Наблюдать за человеком, действующим не по велению рассудка, а по велению своих бессознательных импульсов, занятие в высшей степени интересное, сравнимое с изучением животного, чье поведение основано на инстинктах. Рови добился своего положения, действуя с той же атавистической естественностью, с какой паук плетет паутину, потому что, как и паук без паутины, Рови не мог бы жить без своей должности. Неспособный выучить ни слова по-немецки, равно как и по-русски, он, прибегнув к услугам переводчика и соблюдая все нормы протокола, предложил советскому начальству свою кандидатуру на роль полномочного итальянского представителя и принялся плести собственную паутину: обзавелся письменным столом, самодельными, украшенными завитушками бланками, печатями, цветными карандашами, конторской книгой. Прикрепил к двери броскую табличку «Итальянский штаб — полковник Рови», хотя не был не только полковником, но даже военным. Окружил себя свитой прислужников, писарей, подхалимов, доносчиков, курьеров и телохранителей, с которыми рассчитывался натурой — продуктами, изъятыми из общего рациона, и освобождением от всех общественных работ. Подручные, как и положено, были хуже его. Они следили за исполнением приказов, иногда (правда, редко) прибегая к силе, собирали информацию, обслуживали и всячески ублажали своего хозяина.
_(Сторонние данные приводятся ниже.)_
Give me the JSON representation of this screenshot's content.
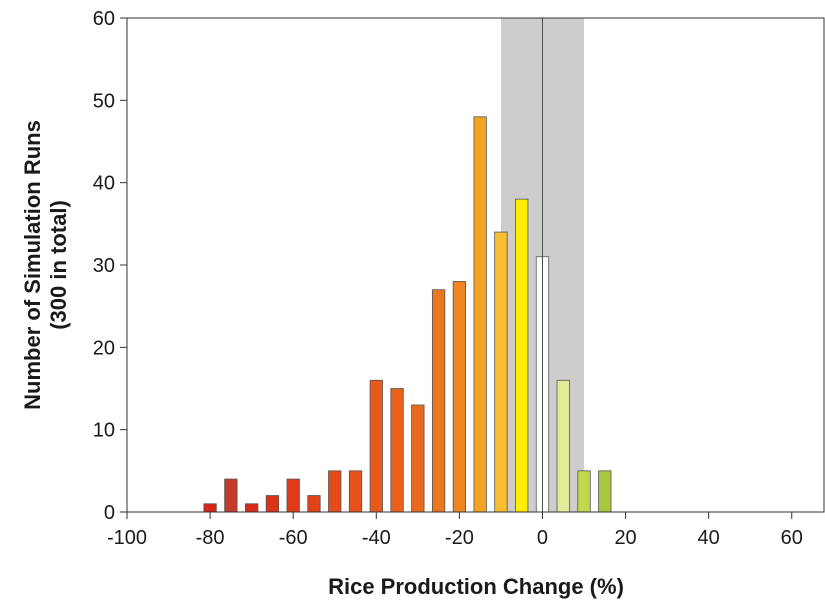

В результате какой-то сложной и таинственной умственной деятельности или, может быть, неожиданного озарения он понял, что при общении с людьми в форме ему и самому нужна, даже необходима форма. Проявив недюжинную фантазию, он скомбинировал себе наряд, больше похожий на театральный костюм, чем на униформу: советские сапоги, фуражка польского железнодорожника, черные штаны и тужурка, подозрительно напоминающие фашистские (а возможно, и в самом деле фашистские). Его воротник украшали петлицы, фуражку — золоченый кант, рукава — нашивки, а грудь была вся увешана медалями.